IHSG Diprediksi Melemah Sepanjang Perdagangan, Simak Analisisnya

JAKARTA – Ukuran Harga Saham Gabungan (IHSG) hari ini berpotensi di kecenderungan melemah sepanjang perdagangan. Pergerakan indeks akan berada di tempat kisaran 7.720 – 7.800.
Pengamat pangsa modal sekaligus Inisiator WH Project, William Hartanto mengatakan, level 7.800 telah tersentuh serta seolah sudah ada menyelesaikan tugasnya mencapai level yang dimaksud sehingga mengalami koreksi.
“Walaupun koreksi pada perdagangan kemarin terbilang hampir tak ada efeknya. Namun Anda perlu memperhatikan kemungkinan distribusi saham-saham movers IHSG sambil mengantisipasi area demand zone,” tulis William di analisisnya, Kamis (12/9/2024).
Baca Juga: IHSG Hari Hal ini Tergelincir di tempat Akhir Sesi ke 7.760 Saat Ada 351 Saham Berjatuhan
Hal yang dimaksud akibat pada perdagangan kemarin disertai dengan net buy asing sebesar 84.91 miliar serta nilai operasi mencapai 11T. Ada indikasi distribusi pada saham-saham movers IHSG.
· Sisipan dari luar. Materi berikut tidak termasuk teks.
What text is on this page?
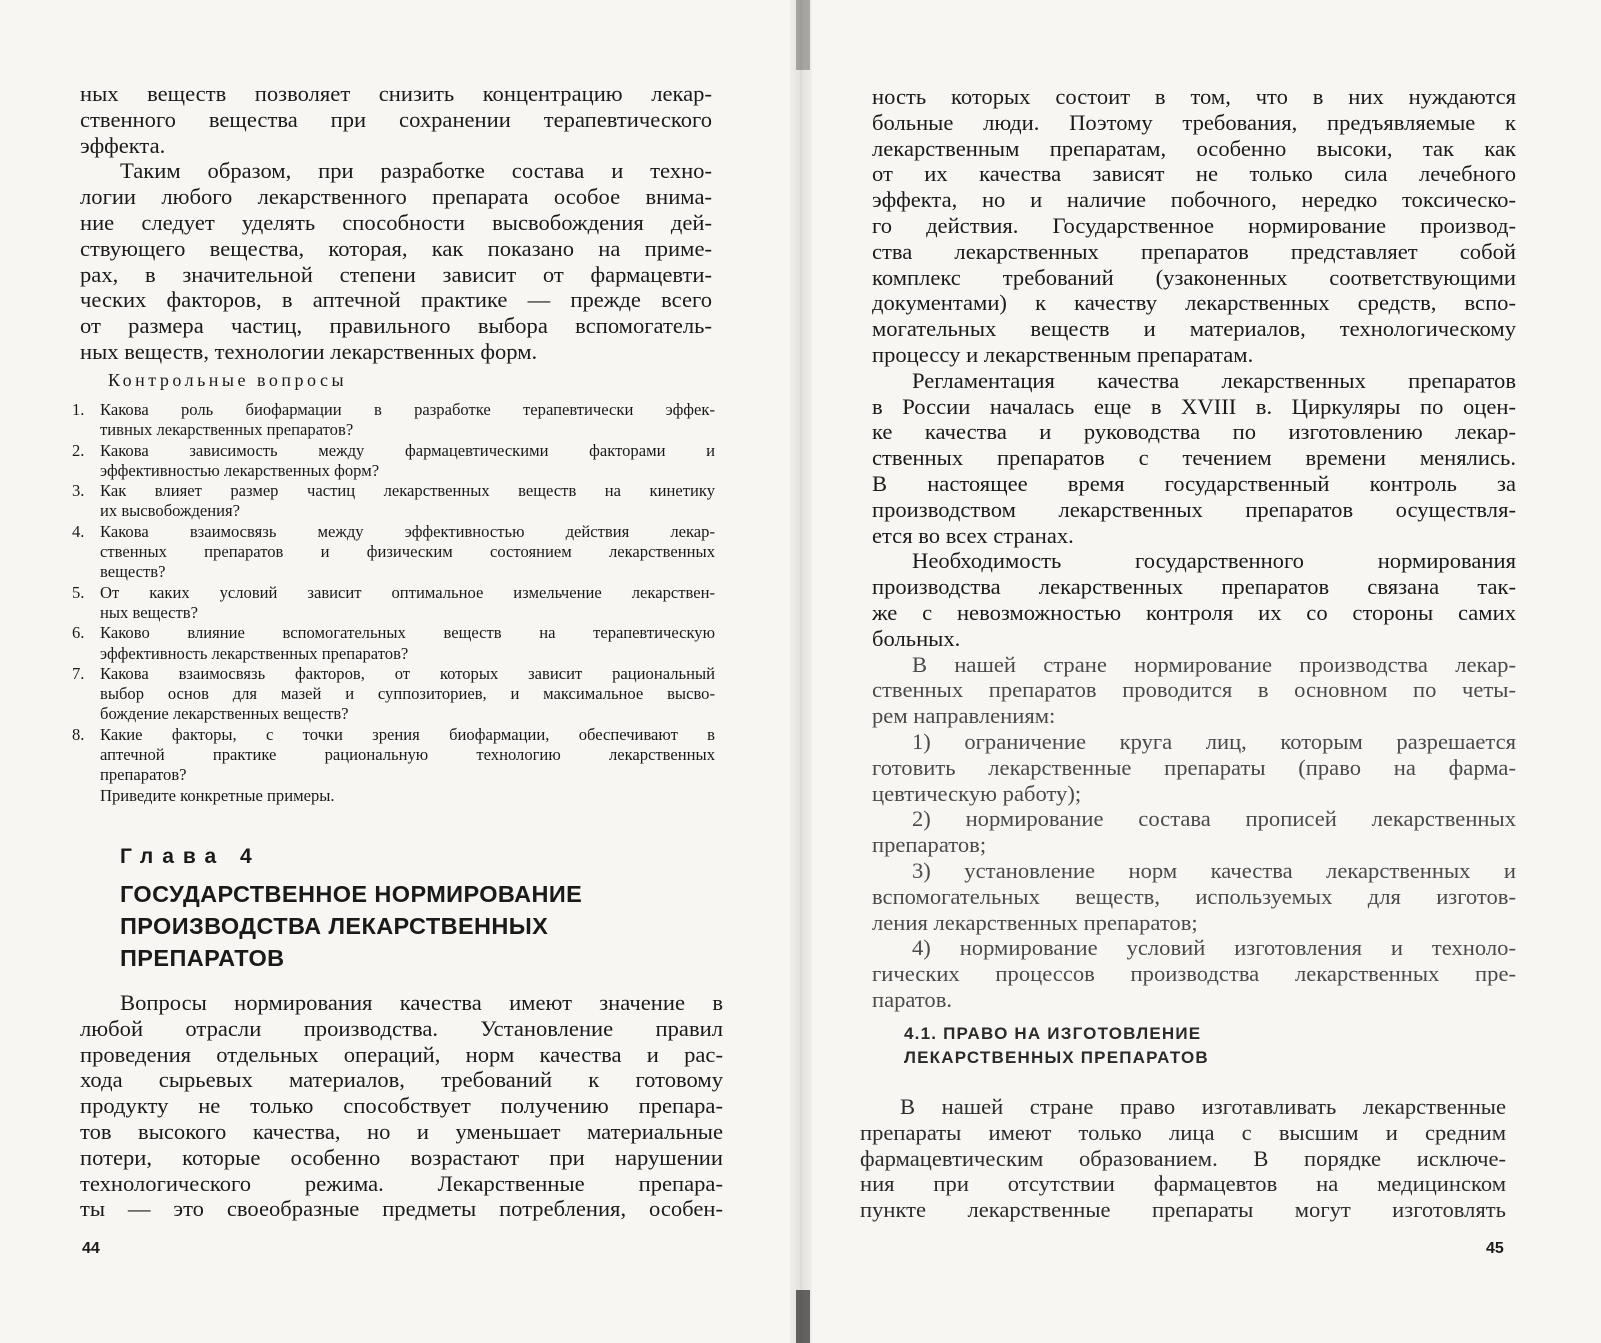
ных веществ позволяет снизить концентрацию лекар-
ственного вещества при сохранении терапевтического
эффекта.

Таким образом, при разработке состава и техно-
логии любого лекарственного препарата особое внима-
ние следует уделять способности высвобождения дей-
ствующего вещества, которая, как показано на приме-
рах, в значительной степени зависит от фармацевти-
ческих факторов, в аптечной практике — прежде всего
от размера частиц, правильного выбора вспомогатель-
ных веществ, технологии лекарственных форм.

Контрольные вопросы

1. Какова роль биофармации в разработке терапевтически эффек-
тивных лекарственных препаратов?
2. Какова зависимость между фармацевтическими факторами и
эффективностью лекарственных форм?
3. Как влияет размер частиц лекарственных веществ на кинетику
их высвобождения?
4. Какова взаимосвязь между эффективностью действия лекар-
ственных препаратов и физическим состоянием лекарственных
веществ?
5. От каких условий зависит оптимальное измельчение лекарствен-
ных веществ?
6. Каково влияние вспомогательных веществ на терапевтическую
эффективность лекарственных препаратов?
7. Какова взаимосвязь факторов, от которых зависит рациональный
выбор основ для мазей и суппозиториев, и максимальное высво-
бождение лекарственных веществ?
8. Какие факторы, с точки зрения биофармации, обеспечивают в
аптечной практике рациональную технологию лекарственных
препаратов?
Приведите конкретные примеры.

Глава 4

ГОСУДАРСТВЕННОЕ НОРМИРОВАНИЕ
ПРОИЗВОДСТВА ЛЕКАРСТВЕННЫХ
ПРЕПАРАТОВ

Вопросы нормирования качества имеют значение в
любой отрасли производства. Установление правил
проведения отдельных операций, норм качества и рас-
хода сырьевых материалов, требований к готовому
продукту не только способствует получению препара-
тов высокого качества, но и уменьшает материальные
потери, которые особенно возрастают при нарушении
технологического режима. Лекарственные препара-
ты — это своеобразные предметы потребления, особен-

44

ность которых состоит в том, что в них нуждаются
больные люди. Поэтому требования, предъявляемые к
лекарственным препаратам, особенно высоки, так как
от их качества зависят не только сила лечебного
эффекта, но и наличие побочного, нередко токсическо-
го действия. Государственное нормирование производ-
ства лекарственных препаратов представляет собой
комплекс требований (узаконенных соответствующими
документами) к качеству лекарственных средств, вспо-
могательных веществ и материалов, технологическому
процессу и лекарственным препаратам.

Регламентация качества лекарственных препаратов
в России началась еще в XVIII в. Циркуляры по оцен-
ке качества и руководства по изготовлению лекар-
ственных препаратов с течением времени менялись.
В настоящее время государственный контроль за
производством лекарственных препаратов осуществля-
ется во всех странах.

Необходимость государственного нормирования
производства лекарственных препаратов связана так-
же с невозможностью контроля их со стороны самих
больных.

В нашей стране нормирование производства лекар-
ственных препаратов проводится в основном по четы-
рем направлениям:

1) ограничение круга лиц, которым разрешается
готовить лекарственные препараты (право на фарма-
цевтическую работу);

2) нормирование состава прописей лекарственных
препаратов;

3) установление норм качества лекарственных и
вспомогательных веществ, используемых для изготов-
ления лекарственных препаратов;

4) нормирование условий изготовления и техноло-
гических процессов производства лекарственных пре-
паратов.

4.1. ПРАВО НА ИЗГОТОВЛЕНИЕ
ЛЕКАРСТВЕННЫХ ПРЕПАРАТОВ

В нашей стране право изготавливать лекарственные
препараты имеют только лица с высшим и средним
фармацевтическим образованием. В порядке исключе-
ния при отсутствии фармацевтов на медицинском
пункте лекарственные препараты могут изготовлять

45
Secara teknikal, pergerakan IHSG masih di kondisi strong uptrend, telah berhasil menembus level 7.700 juga pada waktu ini di pergerakan menguji level 7.800. Terbentuk demand zone pada 7669 – 7726.
Baca Juga: Cetak Rekor, IHSG Sempat Sentuh 7.802 di tempat Awal Perdagangan
Berikut beberapa saham yang dimaksud direkomendasikan secara teknikal;
ASII, wait and see, support 4800, resistance 5225.
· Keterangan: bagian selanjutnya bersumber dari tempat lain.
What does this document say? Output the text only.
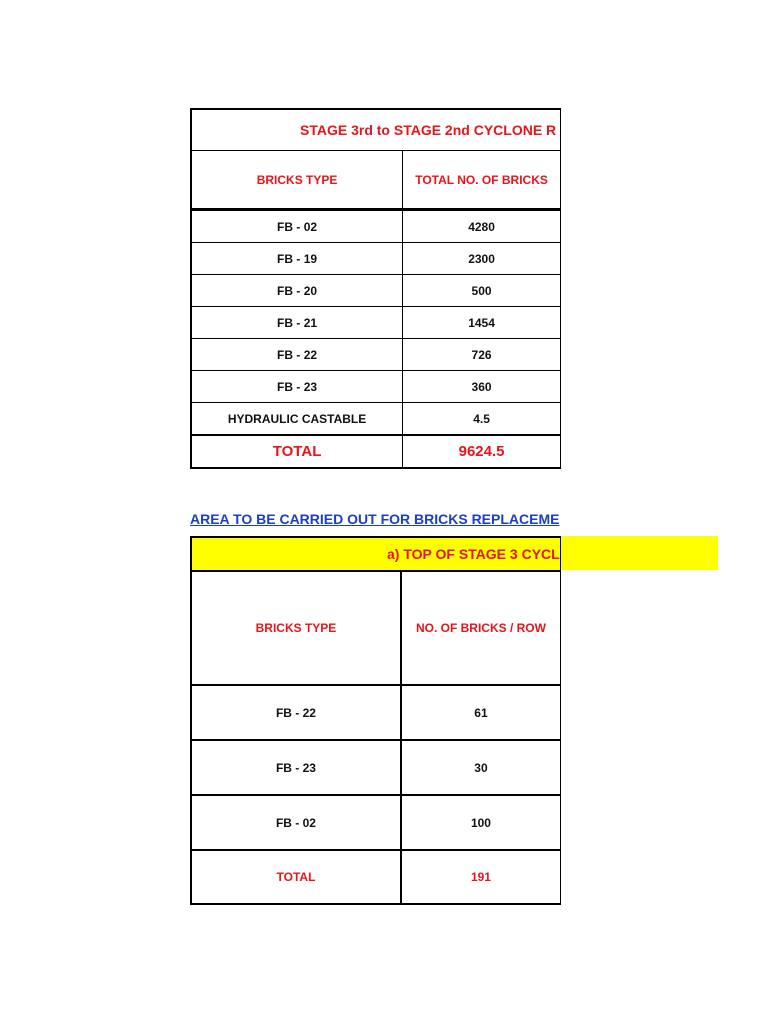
STAGE 3rd to STAGE 2nd CYCLONE R	
BRICKS TYPE	TOTAL NO. OF BRICKS
FB - 02	4280
FB - 19	2300
FB - 20	500
FB - 21	1454
FB - 22	726
FB - 23	360
HYDRAULIC CASTABLE	4.5
TOTAL	9624.5
AREA TO BE CARRIED OUT FOR BRICKS REPLACEME
a) TOP OF STAGE 3 CYCL	
BRICKS TYPE	NO. OF BRICKS / ROW
FB - 22	61
FB - 23	30
FB - 02	100
TOTAL	191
Pergerakan nilai tukar gagal menembus resistance 5225 sehingga mempunyai kemungkinan untuk kembali melemah.
BNGA, buy, support 1935, resistance 1980.
Potensi penguatan menuju penutupan gap pada 1980.
SSIA, buy, support 1380, resistance 1500.
Trend following dengan tempat candlestick menguat dalam berhadapan dengan MA5 dan juga MA20.
SIDO, buy, support 650, resistance 735.
Pergerakan biaya membentuk pola double bottom dengan neckline pada 680 (pola belum terkonfirmasi).